Q - Les centristes disent que s'il n'y a pas de défense européenne, c'est à cause des gaullistes qui ont refusé la Communauté européenne de défense en 1954…

Si les gaullistes ont repoussé alors la CED, c'est parce que la prétendue armée européenne allait être... commandée par les Américains. Vous parlez d'une Europe européenne ! De Gaulle avait résumé remarquablement le problème : « Il faudrait, pour qu'il y ait l'armée européenne, que l'Europe dispose de son armée. Or cette armée est remise à un commandant en chef américain, ce qui en fait un des instruments d'une stratégie américaine. » Il est extraordinaire que, quarante-cinq ans plus tard, certains aient encore la nostalgie de la soumission.

Q - Mais vous êtes pour une défense européenne ?

Bien entendu. Mais si elle est nécessaire, elle n'est pas suffisante. Si nous avions eu une armée européenne, cela n'aurait pas réglé pour autant deux questions fondamentales : la légitimité des frappes en Serbie, qui est hors de l'Union européenne, et la nécessité d'un accord avec des Russes. Je suis totalement d'accord avec Jacques Attali quand il déplore que la Russie soit traitée comme la République de Weimar entre les deux guerres. Il est urgent d'établir avec elle de nouveaux liens institutionnels et, pour l'heure, de la réintroduire dans le jeu diplomatique. Aucune solution ne sera trouvée sans les Russes. Au moment où il faudra enfin mettre en oeuvre les accords de Rambouillet, je souhaite un retour de l'ONU sur le dossier.

Q - Quels « nouveaux liens » établir avec la Russie ?

C'est un de nos grands chantiers à venir.

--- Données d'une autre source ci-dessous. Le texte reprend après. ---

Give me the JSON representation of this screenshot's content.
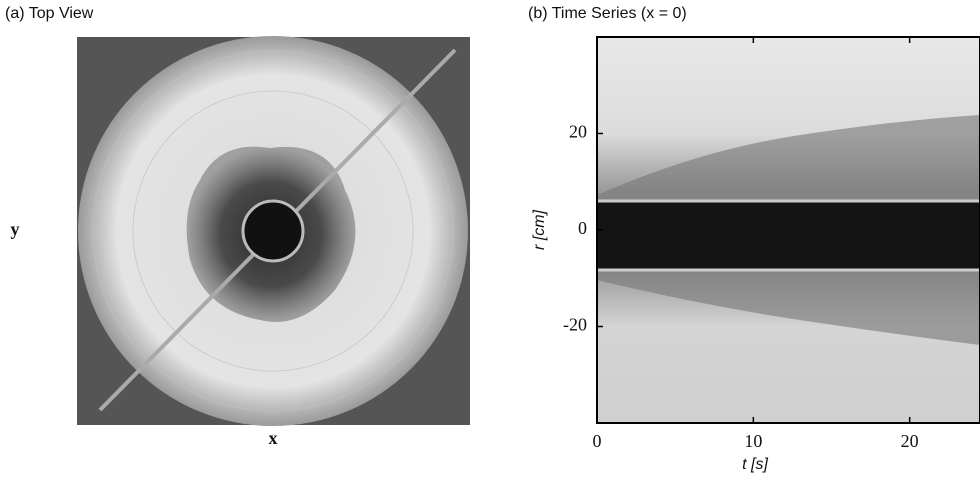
{
  "chart_data": [
    {
      "type": "image",
      "title": "(a) Top View",
      "xlabel": "x",
      "ylabel": "y"
    },
    {
      "type": "image",
      "title": "(b) Time Series (x = 0)",
      "xlabel": "t [s]",
      "ylabel": "r [cm]",
      "xlim": [
        0,
        24.5
      ],
      "xticks": [
        0,
        10,
        20
      ],
      "ylim": [
        -40,
        40
      ],
      "yticks": [
        -20,
        0,
        20
      ]
    }
  ]
}
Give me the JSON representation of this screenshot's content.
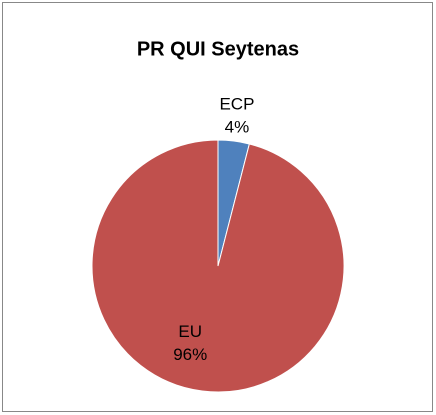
{
  "chart_data": {
    "type": "pie",
    "title": "PR QUI Seytenas",
    "categories": [
      "ECP",
      "EU"
    ],
    "values": [
      4,
      96
    ],
    "value_labels": [
      "4%",
      "96%"
    ],
    "colors": [
      "#4f81bd",
      "#c0504d"
    ]
  }
}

A trois reprises, en 1917, en 1941-1942 et lors de la guerre froide, l'Europe a eu besoin des Etats-Unis. Peut-elle aujourd'hui, en amitié avec eux, accéder à la majorité politique ? C'est tout l'enjeu du débat sur « le pilier européen » de l'Otan. Est-il admissible que les Européens ne puissent à eux seuls, en liaison avec la Russie, prévenir ou régler les conflits sur leur sol ? Même l'Afrique possède ses propres instances de règlement des conflits !

Q - Quelle prise de conscience ce conflit provoque-t-il ?

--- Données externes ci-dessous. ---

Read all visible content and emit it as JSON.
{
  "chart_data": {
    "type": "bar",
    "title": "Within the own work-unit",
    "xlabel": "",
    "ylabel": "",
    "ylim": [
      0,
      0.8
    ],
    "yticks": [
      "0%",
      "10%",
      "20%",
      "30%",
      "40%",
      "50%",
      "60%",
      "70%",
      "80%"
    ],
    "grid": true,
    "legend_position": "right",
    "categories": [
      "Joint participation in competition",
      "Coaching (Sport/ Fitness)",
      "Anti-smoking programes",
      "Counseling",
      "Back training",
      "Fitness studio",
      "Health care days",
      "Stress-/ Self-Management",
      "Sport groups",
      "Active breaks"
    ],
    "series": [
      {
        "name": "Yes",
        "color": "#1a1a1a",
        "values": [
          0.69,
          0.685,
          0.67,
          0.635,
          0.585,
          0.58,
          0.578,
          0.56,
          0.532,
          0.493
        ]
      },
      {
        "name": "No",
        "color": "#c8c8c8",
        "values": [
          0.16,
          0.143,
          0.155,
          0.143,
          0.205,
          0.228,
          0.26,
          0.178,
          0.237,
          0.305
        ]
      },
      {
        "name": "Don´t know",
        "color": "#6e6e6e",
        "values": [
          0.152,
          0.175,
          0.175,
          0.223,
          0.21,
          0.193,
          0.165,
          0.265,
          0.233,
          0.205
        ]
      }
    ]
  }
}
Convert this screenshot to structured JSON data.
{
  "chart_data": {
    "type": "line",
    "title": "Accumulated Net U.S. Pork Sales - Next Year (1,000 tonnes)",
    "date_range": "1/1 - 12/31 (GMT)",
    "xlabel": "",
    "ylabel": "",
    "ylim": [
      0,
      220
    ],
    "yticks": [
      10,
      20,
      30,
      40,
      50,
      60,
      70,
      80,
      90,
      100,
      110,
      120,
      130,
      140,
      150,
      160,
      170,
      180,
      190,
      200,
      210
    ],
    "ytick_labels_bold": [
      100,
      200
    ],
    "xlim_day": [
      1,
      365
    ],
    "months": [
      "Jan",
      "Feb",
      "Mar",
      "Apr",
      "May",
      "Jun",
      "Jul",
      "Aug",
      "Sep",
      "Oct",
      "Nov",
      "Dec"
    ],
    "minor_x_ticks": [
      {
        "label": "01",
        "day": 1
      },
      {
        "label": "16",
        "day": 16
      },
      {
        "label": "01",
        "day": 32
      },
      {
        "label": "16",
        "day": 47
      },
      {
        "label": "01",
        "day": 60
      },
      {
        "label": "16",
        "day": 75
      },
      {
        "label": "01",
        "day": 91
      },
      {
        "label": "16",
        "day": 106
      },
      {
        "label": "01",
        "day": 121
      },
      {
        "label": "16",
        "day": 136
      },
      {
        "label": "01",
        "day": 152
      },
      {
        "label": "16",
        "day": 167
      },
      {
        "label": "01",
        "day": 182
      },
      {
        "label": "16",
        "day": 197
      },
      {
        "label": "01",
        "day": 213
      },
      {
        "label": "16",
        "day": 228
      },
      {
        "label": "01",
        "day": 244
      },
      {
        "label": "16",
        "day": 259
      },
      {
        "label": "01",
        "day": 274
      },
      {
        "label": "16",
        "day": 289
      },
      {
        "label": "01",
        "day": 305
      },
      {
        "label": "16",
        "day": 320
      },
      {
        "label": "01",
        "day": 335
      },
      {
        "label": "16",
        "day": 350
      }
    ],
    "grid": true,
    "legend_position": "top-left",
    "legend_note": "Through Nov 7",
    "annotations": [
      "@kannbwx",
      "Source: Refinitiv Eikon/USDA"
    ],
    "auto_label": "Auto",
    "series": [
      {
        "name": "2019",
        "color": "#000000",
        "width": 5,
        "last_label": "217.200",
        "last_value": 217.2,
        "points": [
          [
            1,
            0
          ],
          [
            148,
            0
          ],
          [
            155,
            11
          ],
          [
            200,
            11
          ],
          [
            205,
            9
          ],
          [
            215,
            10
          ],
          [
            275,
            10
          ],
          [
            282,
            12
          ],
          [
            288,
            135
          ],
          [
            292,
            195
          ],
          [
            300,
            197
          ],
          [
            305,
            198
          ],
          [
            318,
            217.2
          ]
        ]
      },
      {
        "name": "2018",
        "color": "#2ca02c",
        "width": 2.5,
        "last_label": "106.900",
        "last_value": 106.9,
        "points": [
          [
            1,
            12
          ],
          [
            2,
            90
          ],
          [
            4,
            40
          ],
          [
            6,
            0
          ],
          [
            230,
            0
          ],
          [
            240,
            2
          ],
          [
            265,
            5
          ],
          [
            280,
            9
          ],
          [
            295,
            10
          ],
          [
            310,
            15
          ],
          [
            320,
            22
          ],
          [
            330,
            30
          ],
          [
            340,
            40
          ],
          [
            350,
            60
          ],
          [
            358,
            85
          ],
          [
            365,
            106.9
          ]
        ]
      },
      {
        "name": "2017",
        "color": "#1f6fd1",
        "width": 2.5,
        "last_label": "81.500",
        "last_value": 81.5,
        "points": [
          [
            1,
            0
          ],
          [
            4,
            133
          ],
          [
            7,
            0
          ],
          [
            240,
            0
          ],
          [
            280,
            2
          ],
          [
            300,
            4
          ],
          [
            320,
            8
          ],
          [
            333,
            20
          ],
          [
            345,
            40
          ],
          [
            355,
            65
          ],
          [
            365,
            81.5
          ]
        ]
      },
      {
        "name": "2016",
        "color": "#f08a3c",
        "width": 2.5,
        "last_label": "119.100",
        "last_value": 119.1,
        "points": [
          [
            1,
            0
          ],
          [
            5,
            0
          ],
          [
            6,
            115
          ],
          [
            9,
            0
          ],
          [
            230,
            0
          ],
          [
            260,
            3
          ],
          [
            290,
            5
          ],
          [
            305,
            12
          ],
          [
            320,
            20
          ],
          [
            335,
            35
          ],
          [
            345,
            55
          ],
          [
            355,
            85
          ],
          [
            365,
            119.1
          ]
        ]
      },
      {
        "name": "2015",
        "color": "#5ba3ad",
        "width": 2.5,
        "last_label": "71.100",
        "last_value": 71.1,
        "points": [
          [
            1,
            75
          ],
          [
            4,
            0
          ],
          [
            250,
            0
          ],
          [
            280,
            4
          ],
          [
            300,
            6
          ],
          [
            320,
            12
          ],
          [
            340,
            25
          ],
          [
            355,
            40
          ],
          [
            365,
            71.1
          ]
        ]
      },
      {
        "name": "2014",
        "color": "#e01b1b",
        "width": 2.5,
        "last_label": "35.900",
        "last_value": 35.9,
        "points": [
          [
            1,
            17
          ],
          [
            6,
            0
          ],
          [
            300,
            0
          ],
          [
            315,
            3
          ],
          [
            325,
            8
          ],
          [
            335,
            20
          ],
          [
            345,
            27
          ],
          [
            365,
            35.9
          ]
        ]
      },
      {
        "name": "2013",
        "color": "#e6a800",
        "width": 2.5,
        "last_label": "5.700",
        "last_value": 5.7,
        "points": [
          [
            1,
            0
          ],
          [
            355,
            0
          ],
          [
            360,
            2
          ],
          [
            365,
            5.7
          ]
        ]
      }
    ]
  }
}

Les frappes montrent  un progrès incontestable : les démocraties ne sont plus impuissantes ! La vraie prise de conscience, je crois, est celle du (...) politique de l'Europe. Je suis d'ailleurs très satisfait de voir cette dénonciation reprise, mot à mot, par la concurrence (NDLR : la liste Bayrou).

Q - En quoi la campagne européenne est-elle modifiée ?

S'il s'agissait d'une campagne nationale, si elle n'était pas simultanée dans quinze pays, j'aurais demandé son report. Il est clair que les électeurs seront attentifs à la cohérence des listes sur le problème du Kosovo. Les contradictions au sein des listes PC et PS leur ôteront une bonne part de leur crédit. Si l'on n'est pas d'accord sur l'essentiel, c'est-à-dire les questions de guerre et de paix, comment le serait-on sur les détails, c'est-à-dire le prix du boudin blanc ?

Q - Et votre propre campagne ?

Je m'impose une certaine retenue à l'égard du gouvernement, compte tenu de l'accord qui existe sur ce dossier – et je m'en réjouis – entre le Premier ministre et le Président. Notre liste se présentera comme la seule liste soutenant ces positions sans la moindre restriction.

Q - Pourriez-vous organiser des meetings contradictoires, plus motivants que les réunions consensuelles ?

Non, cela tournerait au cirque. Le seul débat que je propose, et le fais ici par votre intermédiaire, c'est avec François Hollande. En réalité, deux listes surtout vont compter : celle qui soutient le gouvernement et celle qui soutient le Président de la République. Les autres, trop nombreuses – c'est le vice du scrutin proportionnel –, relèvent de la figuration. Le contexte actuel pousse d'ailleurs au renforcement des deux listes principales.

Q - Que veulent les Français que vous avez déjà rencontrés ?

A la fois de grandes orientations et du concret. Ils veulent savoir comment fonctionne l'Europe. Je souhaite faire de la pédagogie, éviter les faux débats et les gadgets coûteux tels que la construction d'un porte-avions européen ou l'élection au suffrage universel d'un président de l'Europe qui ne serait que la transposition simpliste de l'expérience américaine. L'Europe n'a rien à copier. Elle doit s'inventer une structure originale.